Nach jetzigem Stand kommt Biden auf mindestens 253 der 270 Wahlleute, die er für einen Sieg braucht. Trump hat derzeit 213 oder 214 Wahlleute sicher. Ein Sieg in Pennsylvania mit seinen 20 Wahlleuten würde Biden für den Gesamtsieg reichen. Ohne Pennsylvania bräuchte der 77-Jährige zwei der ebenfalls noch nicht vergebenen Bundesstaaten Arizona (elf Wahlleute), Nevada (sechs) und Georgia (16). 

Die Stimmenauszählung dauert in diesem Jahr wegen der massiven Zunahme der Briefwahl infolge der Coronavirus-Pandemie besonders lange. In den Tagen nach dem Wahl-Dienstag hatte es mehrfach so ausgesehen, als könnten die US-Sender bald einen Sieger ausrufen – dies bewahrheitete sich aber nicht.

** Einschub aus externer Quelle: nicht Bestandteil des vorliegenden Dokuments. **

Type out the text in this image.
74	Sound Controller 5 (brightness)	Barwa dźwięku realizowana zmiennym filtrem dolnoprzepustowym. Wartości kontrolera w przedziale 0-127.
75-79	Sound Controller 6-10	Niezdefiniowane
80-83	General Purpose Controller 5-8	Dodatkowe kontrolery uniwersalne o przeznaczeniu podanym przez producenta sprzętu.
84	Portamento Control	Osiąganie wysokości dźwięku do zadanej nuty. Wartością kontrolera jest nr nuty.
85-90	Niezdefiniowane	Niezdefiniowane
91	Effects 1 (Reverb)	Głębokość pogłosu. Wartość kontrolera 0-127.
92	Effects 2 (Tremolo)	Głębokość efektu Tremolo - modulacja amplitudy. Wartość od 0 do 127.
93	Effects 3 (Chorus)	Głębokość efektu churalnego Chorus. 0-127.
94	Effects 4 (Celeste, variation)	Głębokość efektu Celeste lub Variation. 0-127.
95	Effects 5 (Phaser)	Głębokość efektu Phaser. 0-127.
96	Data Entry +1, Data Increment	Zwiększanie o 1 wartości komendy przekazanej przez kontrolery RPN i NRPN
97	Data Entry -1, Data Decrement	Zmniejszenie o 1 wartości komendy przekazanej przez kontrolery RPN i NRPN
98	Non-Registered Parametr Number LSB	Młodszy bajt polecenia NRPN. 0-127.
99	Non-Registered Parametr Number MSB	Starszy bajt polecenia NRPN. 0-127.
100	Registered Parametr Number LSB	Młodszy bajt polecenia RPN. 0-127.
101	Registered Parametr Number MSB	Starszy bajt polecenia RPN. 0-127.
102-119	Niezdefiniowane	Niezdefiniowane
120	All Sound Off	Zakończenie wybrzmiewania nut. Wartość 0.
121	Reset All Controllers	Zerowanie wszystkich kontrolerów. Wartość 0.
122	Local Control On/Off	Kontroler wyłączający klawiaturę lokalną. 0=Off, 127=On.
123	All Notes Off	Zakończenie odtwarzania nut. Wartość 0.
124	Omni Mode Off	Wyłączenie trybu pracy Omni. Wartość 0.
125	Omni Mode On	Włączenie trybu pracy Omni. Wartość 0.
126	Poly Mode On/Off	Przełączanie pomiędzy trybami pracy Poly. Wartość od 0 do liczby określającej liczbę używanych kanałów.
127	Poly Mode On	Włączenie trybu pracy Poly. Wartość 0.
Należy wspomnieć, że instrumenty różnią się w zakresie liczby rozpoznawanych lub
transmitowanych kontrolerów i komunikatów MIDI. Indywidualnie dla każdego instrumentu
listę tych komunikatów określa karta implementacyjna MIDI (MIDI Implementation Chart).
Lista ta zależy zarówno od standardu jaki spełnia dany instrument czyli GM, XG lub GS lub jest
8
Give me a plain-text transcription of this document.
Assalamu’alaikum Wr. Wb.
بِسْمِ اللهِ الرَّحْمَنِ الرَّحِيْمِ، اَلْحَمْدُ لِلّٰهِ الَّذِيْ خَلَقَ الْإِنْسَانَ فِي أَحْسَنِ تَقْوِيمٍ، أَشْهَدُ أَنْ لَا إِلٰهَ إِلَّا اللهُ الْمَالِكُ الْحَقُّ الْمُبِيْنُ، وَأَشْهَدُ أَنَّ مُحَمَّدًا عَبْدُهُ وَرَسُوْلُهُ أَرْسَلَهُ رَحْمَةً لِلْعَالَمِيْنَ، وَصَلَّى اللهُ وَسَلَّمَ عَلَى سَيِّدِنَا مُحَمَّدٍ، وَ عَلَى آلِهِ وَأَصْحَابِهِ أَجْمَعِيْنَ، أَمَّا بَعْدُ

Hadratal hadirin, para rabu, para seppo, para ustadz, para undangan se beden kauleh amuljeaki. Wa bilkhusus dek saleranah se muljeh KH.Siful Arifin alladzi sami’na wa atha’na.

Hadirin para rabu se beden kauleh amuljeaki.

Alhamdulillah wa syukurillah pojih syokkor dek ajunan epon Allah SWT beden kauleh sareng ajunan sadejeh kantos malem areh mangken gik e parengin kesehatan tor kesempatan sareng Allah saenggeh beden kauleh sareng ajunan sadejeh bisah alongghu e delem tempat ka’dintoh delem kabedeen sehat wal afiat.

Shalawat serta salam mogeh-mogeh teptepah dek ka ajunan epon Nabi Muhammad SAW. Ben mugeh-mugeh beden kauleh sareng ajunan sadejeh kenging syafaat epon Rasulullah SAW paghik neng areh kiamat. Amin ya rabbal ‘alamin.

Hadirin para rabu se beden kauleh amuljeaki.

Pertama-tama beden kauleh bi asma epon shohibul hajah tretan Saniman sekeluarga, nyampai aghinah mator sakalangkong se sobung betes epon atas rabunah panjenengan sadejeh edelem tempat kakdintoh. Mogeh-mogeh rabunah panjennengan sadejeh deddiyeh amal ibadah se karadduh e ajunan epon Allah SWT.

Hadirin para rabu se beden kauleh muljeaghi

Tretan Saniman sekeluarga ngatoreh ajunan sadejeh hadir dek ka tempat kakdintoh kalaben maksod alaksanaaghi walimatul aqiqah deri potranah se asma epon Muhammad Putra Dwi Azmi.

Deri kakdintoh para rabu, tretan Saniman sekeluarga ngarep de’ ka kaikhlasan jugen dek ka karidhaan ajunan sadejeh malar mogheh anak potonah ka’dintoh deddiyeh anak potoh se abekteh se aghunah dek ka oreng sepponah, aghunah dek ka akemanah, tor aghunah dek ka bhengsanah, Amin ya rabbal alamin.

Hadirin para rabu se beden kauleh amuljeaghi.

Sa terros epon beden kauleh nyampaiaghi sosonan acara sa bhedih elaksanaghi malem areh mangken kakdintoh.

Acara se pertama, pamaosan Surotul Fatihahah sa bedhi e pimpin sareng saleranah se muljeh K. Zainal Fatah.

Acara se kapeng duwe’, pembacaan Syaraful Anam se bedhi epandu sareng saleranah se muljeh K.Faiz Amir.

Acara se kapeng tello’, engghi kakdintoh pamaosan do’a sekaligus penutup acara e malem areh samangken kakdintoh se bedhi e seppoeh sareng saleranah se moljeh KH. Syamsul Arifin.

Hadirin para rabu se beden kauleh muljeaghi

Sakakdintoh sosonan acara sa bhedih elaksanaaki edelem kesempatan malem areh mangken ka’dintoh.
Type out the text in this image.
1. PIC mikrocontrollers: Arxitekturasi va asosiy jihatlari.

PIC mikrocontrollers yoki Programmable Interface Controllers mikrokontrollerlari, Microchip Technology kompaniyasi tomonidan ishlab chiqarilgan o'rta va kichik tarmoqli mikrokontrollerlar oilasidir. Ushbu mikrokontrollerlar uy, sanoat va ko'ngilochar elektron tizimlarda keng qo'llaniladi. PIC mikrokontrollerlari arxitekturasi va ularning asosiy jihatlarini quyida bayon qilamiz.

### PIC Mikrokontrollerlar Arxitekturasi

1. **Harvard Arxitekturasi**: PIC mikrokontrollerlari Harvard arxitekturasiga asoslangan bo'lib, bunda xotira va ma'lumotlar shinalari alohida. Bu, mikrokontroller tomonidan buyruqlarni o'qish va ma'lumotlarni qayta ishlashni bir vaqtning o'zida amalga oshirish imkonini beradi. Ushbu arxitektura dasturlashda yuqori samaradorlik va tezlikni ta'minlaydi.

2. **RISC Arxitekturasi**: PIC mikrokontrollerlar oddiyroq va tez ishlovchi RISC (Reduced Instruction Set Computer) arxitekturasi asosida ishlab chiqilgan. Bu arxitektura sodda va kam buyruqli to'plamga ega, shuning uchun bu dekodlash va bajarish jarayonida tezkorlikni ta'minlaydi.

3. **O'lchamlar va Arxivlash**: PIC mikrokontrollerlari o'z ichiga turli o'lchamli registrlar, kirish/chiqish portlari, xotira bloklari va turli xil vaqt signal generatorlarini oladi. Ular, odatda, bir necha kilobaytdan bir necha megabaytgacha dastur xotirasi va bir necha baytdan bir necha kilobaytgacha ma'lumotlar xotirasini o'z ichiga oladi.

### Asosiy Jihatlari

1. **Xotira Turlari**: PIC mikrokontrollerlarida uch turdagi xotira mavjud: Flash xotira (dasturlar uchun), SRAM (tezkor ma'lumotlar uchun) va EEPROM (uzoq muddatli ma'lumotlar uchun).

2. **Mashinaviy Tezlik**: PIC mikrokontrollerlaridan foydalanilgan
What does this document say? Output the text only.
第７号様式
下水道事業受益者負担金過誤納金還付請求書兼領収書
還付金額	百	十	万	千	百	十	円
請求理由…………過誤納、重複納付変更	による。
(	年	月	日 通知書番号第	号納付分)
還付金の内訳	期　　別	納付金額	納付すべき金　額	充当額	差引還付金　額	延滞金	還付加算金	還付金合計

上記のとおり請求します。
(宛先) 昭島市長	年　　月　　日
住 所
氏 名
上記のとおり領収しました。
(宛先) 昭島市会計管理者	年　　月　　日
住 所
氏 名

Biden kündigte bei seiner Rede in Wilmington an, im Falle eines Wahlsieges unverzüglich gegen die Corona-Krise vorzugehen. Jeder solle wissen, „dass wir ab Tag eins unseren Plan umsetzen werden, dieses Virus unter Kontrolle zu bringen“, sagte Biden. 

Die USA sind das am schwersten von der Pandemie betroffene Land der Welt. Mehr als 9,7 Millionen Menschen haben sich mit dem Coronavirus angesteckt, über 236.000 Menschen starben. Laut Medienberichten hat sich nun auch Trumps Stabschef Mark Meadows infiziert. Er sei erstmals am Mittwoch – einen Tag nach der Präsidentschaftswahl – positiv auf das Virus getestet worden, berichtete die „New York Times“.